Après le roman De belles paroles paru en 2003 et trois recueils de nouvelles qui l’ont précédé, Esther Croft nous donne un ensemble de dix récits émouvants, d’une facture achevée. Un homme revient tous les ans sur la tombe de celle qu’il a connue au temps des études, morte à ses côtés dans un accident. Une adolescente qui se sait laide et peu intelligente tente de se suicider. Une femme « qui n’est jamais parvenue à pénétrer totalement dans la vie » et qui va mourir pense à l’homme aimé qui a tout fait, mais en vain, pour la rendre heureuse.

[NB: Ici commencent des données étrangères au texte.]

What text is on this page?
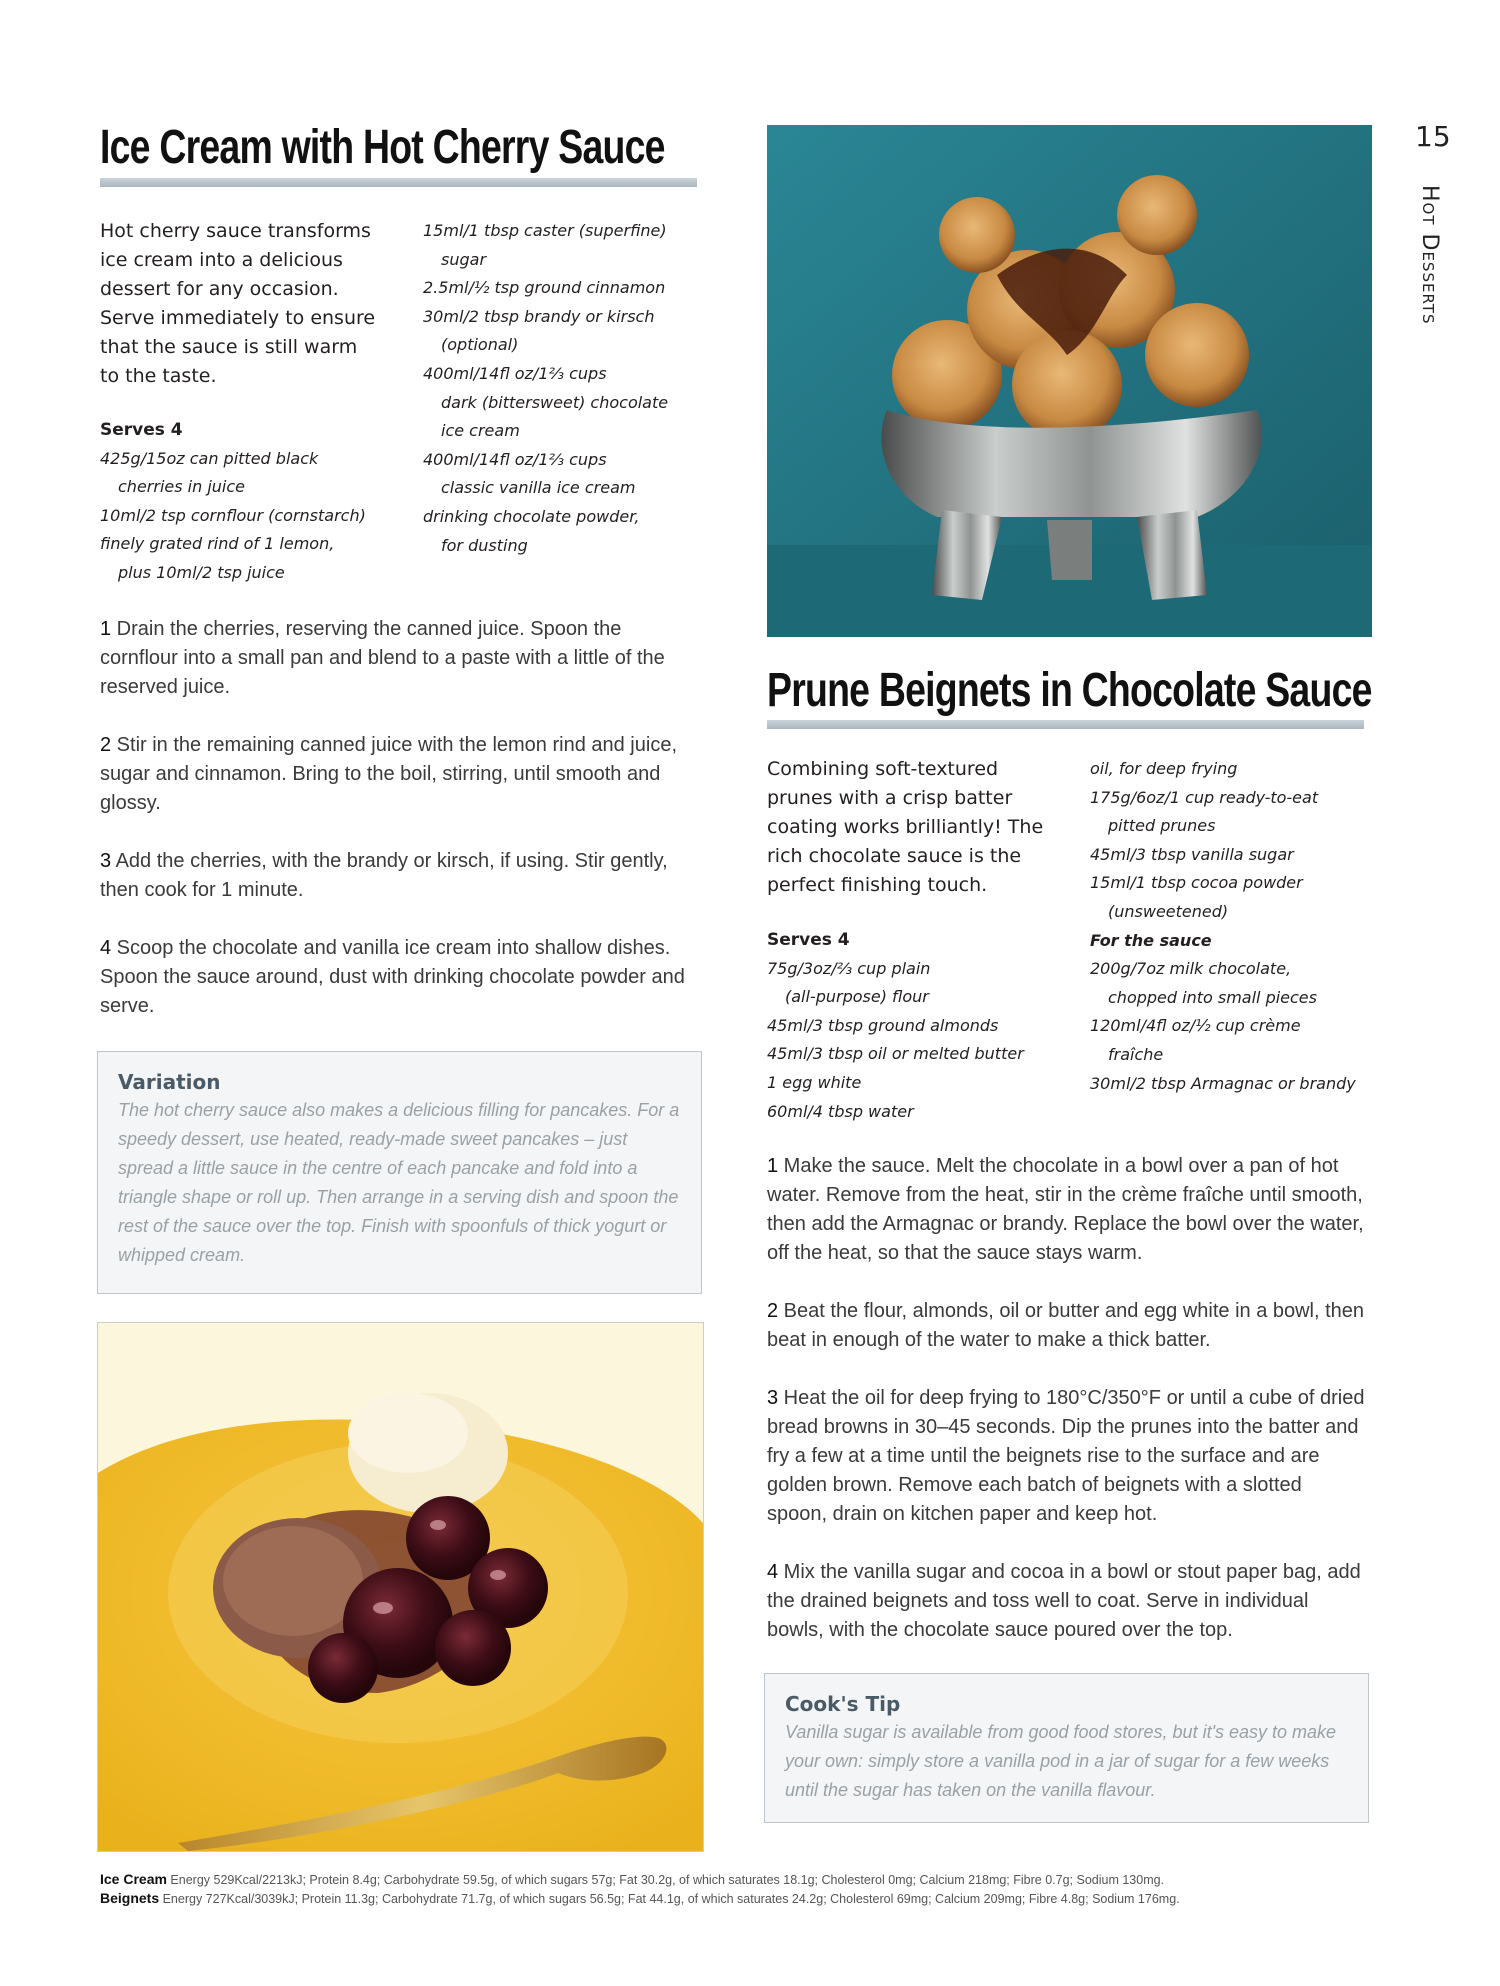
Ice Cream with Hot Cherry Sauce
Hot cherry sauce transforms ice cream into a delicious dessert for any occasion. Serve immediately to ensure that the sauce is still warm to the taste.
Serves 4
425g/15oz can pitted black
cherries in juice
10ml/2 tsp cornflour (cornstarch)
finely grated rind of 1 lemon,
plus 10ml/2 tsp juice
15ml/1 tbsp caster (superfine)
sugar
2.5ml/½ tsp ground cinnamon
30ml/2 tbsp brandy or kirsch
(optional)
400ml/14fl oz/1⅔ cups
dark (bittersweet) chocolate
ice cream
400ml/14fl oz/1⅔ cups
classic vanilla ice cream
drinking chocolate powder,
for dusting

1 Drain the cherries, reserving the canned juice. Spoon the cornflour into a small pan and blend to a paste with a little of the reserved juice.

2 Stir in the remaining canned juice with the lemon rind and juice, sugar and cinnamon. Bring to the boil, stirring, until smooth and glossy.

3 Add the cherries, with the brandy or kirsch, if using. Stir gently, then cook for 1 minute.

4 Scoop the chocolate and vanilla ice cream into shallow dishes. Spoon the sauce around, dust with drinking chocolate powder and serve.

Variation
The hot cherry sauce also makes a delicious filling for pancakes. For a speedy dessert, use heated, ready-made sweet pancakes – just spread a little sauce in the centre of each pancake and fold into a triangle shape or roll up. Then arrange in a serving dish and spoon the rest of the sauce over the top. Finish with spoonfuls of thick yogurt or whipped cream.
Prune Beignets in Chocolate Sauce
Combining soft-textured prunes with a crisp batter coating works brilliantly! The rich chocolate sauce is the perfect finishing touch.
Serves 4
75g/3oz/⅔ cup plain
(all-purpose) flour
45ml/3 tbsp ground almonds
45ml/3 tbsp oil or melted butter
1 egg white
60ml/4 tbsp water
oil, for deep frying
175g/6oz/1 cup ready-to-eat
pitted prunes
45ml/3 tbsp vanilla sugar
15ml/1 tbsp cocoa powder
(unsweetened)
For the sauce
200g/7oz milk chocolate,
chopped into small pieces
120ml/4fl oz/½ cup crème
fraîche
30ml/2 tbsp Armagnac or brandy

1 Make the sauce. Melt the chocolate in a bowl over a pan of hot water. Remove from the heat, stir in the crème fraîche until smooth, then add the Armagnac or brandy. Replace the bowl over the water, off the heat, so that the sauce stays warm.

2 Beat the flour, almonds, oil or butter and egg white in a bowl, then beat in enough of the water to make a thick batter.

3 Heat the oil for deep frying to 180°C/350°F or until a cube of dried bread browns in 30–45 seconds. Dip the prunes into the batter and fry a few at a time until the beignets rise to the surface and are golden brown. Remove each batch of beignets with a slotted spoon, drain on kitchen paper and keep hot.

4 Mix the vanilla sugar and cocoa in a bowl or stout paper bag, add the drained beignets and toss well to coat. Serve in individual bowls, with the chocolate sauce poured over the top.

Cook's Tip
Vanilla sugar is available from good food stores, but it's easy to make your own: simply store a vanilla pod in a jar of sugar for a few weeks until the sugar has taken on the vanilla flavour.
15
Hot Desserts
Ice Cream Energy 529Kcal/2213kJ; Protein 8.4g; Carbohydrate 59.5g, of which sugars 57g; Fat 30.2g, of which saturates 18.1g; Cholesterol 0mg; Calcium 218mg; Fibre 0.7g; Sodium 130mg.
Beignets Energy 727Kcal/3039kJ; Protein 11.3g; Carbohydrate 71.7g, of which sugars 56.5g; Fat 44.1g, of which saturates 24.2g; Cholesterol 69mg; Calcium 209mg; Fibre 4.8g; Sodium 176mg.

Une musicienne âgée décide contre l’avis de ses enfants de revenir vivre chez elle au sortir de l’hôpital.
Les recueils antérieurs exploraient souvent les rapports parents-enfants conflictuels et douloureux. Cette fois-ci plusieurs récits reprennent ce thème en l’abordant du point de vue des parents : que n’ont-ils su voir, quelles paroles n’ont-ils su prononcer qui auraient évité les malentendus de toute une vie, pourquoi n’ont-ils pu dire leur tendresse ? Si ce recueil élargit l’éventail des situations et des personnages – en général plus âgés et souffrants -, la difficulté des relations interpersonnelles en constitue toujours la substance. Le couple dans son histoire y a une place privilégiée, vue par des retours en arrière à travers les yeux de l’un des protagonistes : il reconsidère ses réussites, ses rêves et ses moments de bonheur comme ses tâtonnements, ses déceptions, ses échecs. « Le reste du temps » : c’est-à-dire les mois ou les jours devant soi alors que l’échéance ultime se rapproche, parfois annoncée. Que faire de ce « reste » pour redresser ce qui peut l’être, pour racheter, sauver ?

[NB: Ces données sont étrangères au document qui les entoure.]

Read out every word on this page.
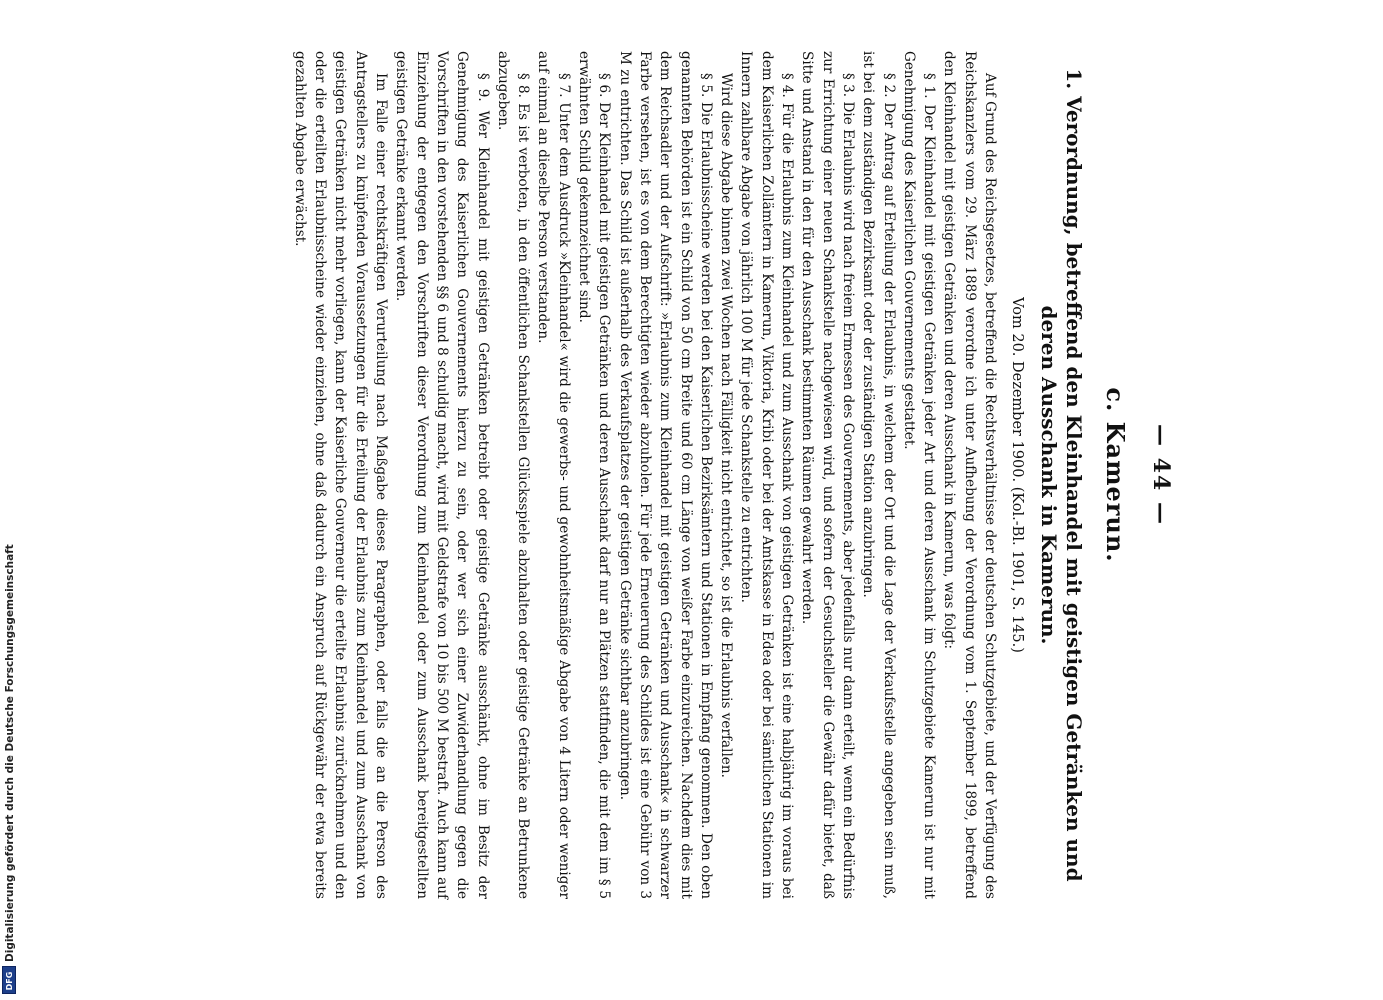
— 44 —
c. Kamerun.
1. Verordnung, betreffend den Kleinhandel mit geistigen Getränken und deren Ausschank in Kamerun.
Vom 20. Dezember 1900. (Kol.-Bl. 1901, S. 145.)

Auf Grund des Reichsgesetzes, betreffend die Rechtsverhältnisse der deutschen Schutzgebiete, und der Verfügung des Reichskanzlers vom 29. März 1889 verordne ich unter Aufhebung der Verordnung vom 1. September 1899, betreffend den Kleinhandel mit geistigen Getränken und deren Ausschank in Kamerun, was folgt:

§ 1. Der Kleinhandel mit geistigen Getränken jeder Art und deren Ausschank im Schutzgebiete Kamerun ist nur mit Genehmigung des Kaiserlichen Gouvernements gestattet.

§ 2. Der Antrag auf Erteilung der Erlaubnis, in welchem der Ort und die Lage der Verkaufsstelle angegeben sein muß, ist bei dem zuständigen Bezirksamt oder der zuständigen Station anzubringen.

§ 3. Die Erlaubnis wird nach freiem Ermessen des Gouvernements, aber jedenfalls nur dann erteilt, wenn ein Bedürfnis zur Errichtung einer neuen Schankstelle nachgewiesen wird, und sofern der Gesuchsteller die Gewähr dafür bietet, daß Sitte und Anstand in den für den Ausschank bestimmten Räumen gewahrt werden.

§ 4. Für die Erlaubnis zum Kleinhandel und zum Ausschank von geistigen Getränken ist eine halbjährig im voraus bei dem Kaiserlichen Zollämtern in Kamerun, Viktoria, Kribi oder bei der Amtskasse in Edea oder bei sämtlichen Stationen im Innern zahlbare Abgabe von jährlich 100 M für jede Schankstelle zu entrichten.

Wird diese Abgabe binnen zwei Wochen nach Fälligkeit nicht entrichtet, so ist die Erlaubnis verfallen.

§ 5. Die Erlaubnisscheine werden bei den Kaiserlichen Bezirksämtern und Stationen in Empfang genommen. Den oben genannten Behörden ist ein Schild von 50 cm Breite und 60 cm Länge von weißer Farbe einzureichen. Nachdem dies mit dem Reichsadler und der Aufschrift: »Erlaubnis zum Kleinhandel mit geistigen Getränken und Ausschank« in schwarzer Farbe versehen, ist es von dem Berechtigten wieder abzuholen. Für jede Erneuerung des Schildes ist eine Gebühr von 3 M zu entrichten. Das Schild ist außerhalb des Verkaufsplatzes der geistigen Getränke sichtbar anzubringen.

§ 6. Der Kleinhandel mit geistigen Getränken und deren Ausschank darf nur an Plätzen stattfinden, die mit dem im § 5 erwähnten Schild gekennzeichnet sind.

§ 7. Unter dem Ausdruck »Kleinhandel« wird die gewerbs- und gewohnheitsmäßige Abgabe von 4 Litern oder weniger auf einmal an dieselbe Person verstanden.

§ 8. Es ist verboten, in den öffentlichen Schankstellen Glücksspiele abzuhalten oder geistige Getränke an Betrunkene abzugeben.

§ 9. Wer Kleinhandel mit geistigen Getränken betreibt oder geistige Getränke ausschänkt, ohne im Besitz der Genehmigung des Kaiserlichen Gouvernements hierzu zu sein, oder wer sich einer Zuwiderhandlung gegen die Vorschriften in den vorstehenden §§ 6 und 8 schuldig macht, wird mit Geldstrafe von 10 bis 500 M bestraft. Auch kann auf Einziehung der entgegen den Vorschriften dieser Verordnung zum Kleinhandel oder zum Ausschank bereitgestellten geistigen Getränke erkannt werden.

Im Falle einer rechtskräftigen Verurteilung nach Maßgabe dieses Paragraphen, oder falls die an die Person des Antragstellers zu knüpfenden Voraussetzungen für die Erteilung der Erlaubnis zum Kleinhandel und zum Ausschank von geistigen Getränken nicht mehr vorliegen, kann der Kaiserliche Gouverneur die erteilte Erlaubnis zurücknehmen und den oder die erteilten Erlaubnisscheine wieder einziehen, ohne daß dadurch ein Anspruch auf Rückgewähr der etwa bereits gezahlten Abgabe erwächst.

Digitalisierung gefördert durch die Deutsche Forschungsgemeinschaft
DFG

Les divers plans temporels glissent habilement les uns sur les autres et les destinées individuelles s’imbriquent en un tissu serré. La mélancolie voile souvent ces récits rétrospectifs, qui sont des récits de la dernière chance. Les personnages paraissent s’acheminer vers l’anéantissement inéluctable. Non, cependant : le happy end, quand il intervient, n’est pas l’effet d’un coup de pouce arbitraire mais un acte de foi. L’être humain, même s’il s’est enfermé pendant des années dans le mutisme ou la rancœur, peut trouver – ou retrouver – la capacité d’aimer et celle de s’exprimer.

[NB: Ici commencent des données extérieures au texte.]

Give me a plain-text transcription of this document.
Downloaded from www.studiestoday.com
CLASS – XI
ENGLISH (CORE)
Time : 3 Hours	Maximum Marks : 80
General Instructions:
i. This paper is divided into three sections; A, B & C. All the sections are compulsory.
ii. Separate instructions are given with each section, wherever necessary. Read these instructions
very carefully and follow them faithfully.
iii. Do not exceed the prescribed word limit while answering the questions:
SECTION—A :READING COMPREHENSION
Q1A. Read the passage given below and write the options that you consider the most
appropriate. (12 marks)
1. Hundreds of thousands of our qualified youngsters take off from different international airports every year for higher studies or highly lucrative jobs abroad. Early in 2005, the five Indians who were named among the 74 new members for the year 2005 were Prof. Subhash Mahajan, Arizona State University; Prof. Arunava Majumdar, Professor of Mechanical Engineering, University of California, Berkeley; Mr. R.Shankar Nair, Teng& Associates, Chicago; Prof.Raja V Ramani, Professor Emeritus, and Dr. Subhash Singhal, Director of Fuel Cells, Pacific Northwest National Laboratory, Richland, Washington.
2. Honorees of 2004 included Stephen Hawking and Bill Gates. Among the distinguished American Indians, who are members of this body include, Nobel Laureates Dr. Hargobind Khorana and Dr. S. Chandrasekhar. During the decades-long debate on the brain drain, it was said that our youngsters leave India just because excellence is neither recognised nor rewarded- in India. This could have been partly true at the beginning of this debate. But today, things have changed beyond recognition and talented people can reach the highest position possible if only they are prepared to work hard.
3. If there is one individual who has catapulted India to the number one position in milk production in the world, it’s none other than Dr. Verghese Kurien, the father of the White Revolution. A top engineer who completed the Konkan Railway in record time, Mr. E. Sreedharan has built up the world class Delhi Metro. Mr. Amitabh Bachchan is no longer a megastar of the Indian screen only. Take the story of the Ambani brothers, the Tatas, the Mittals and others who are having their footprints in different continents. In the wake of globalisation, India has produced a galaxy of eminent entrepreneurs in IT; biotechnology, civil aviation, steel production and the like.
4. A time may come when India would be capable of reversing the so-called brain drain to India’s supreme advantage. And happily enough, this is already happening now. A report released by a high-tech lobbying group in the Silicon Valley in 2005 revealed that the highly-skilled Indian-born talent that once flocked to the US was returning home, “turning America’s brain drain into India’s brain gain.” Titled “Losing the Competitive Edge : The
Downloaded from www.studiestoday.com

Esther Croft le dit en toute simplicité, sans apprêt : l’enjeu est trop grave pour permettre des fioritures de style et de forme ou la recherche d’effets dramatiques. Son écriture, plus apaisée que dans les premiers recueils, évolue vers une sobriété délibérée qui touche et dégage l’essentiel. Face à l’immense misère du monde, écrire peut sembler inefficace si ce n’est dérisoire (l’idée est effleurée) et cependant nécessaire parce que, inlassablement, l’écrivain revient sur ce qui, tout à la fois, l’obsède et le fait vivre : chercher une voie vers la paix, vers le bonheur, vers notre vérité.
La nouvelle « Libre chute », une des plus belles du recueil, donne un échantillon remarquable de l’art du récit bref que pratique Esther Croft. Un chalet au bord d’une rivière : un vieux couple y passe son dernier été. Elle, peintre, se sait condamnée. Lui, violoniste, comprend que cette femme aimée se laissera emporter par le courant le jour qu’elle aura choisi. Il se sent prêt à la suivre. Ensemble ils ont été heureux. Le primordial est rassemblé en ces pages, sur lesquelles s’achèvent la vie des personnages et le recueil. Vieillir, se souvenir sans amertume, réfléchir sur l’expérience du temps, regarder la mort sereinement, jusqu’au dernier moment s’entourer de musique. La beauté de la nature, celle des êtres, l’amour qu’ils ont partagé.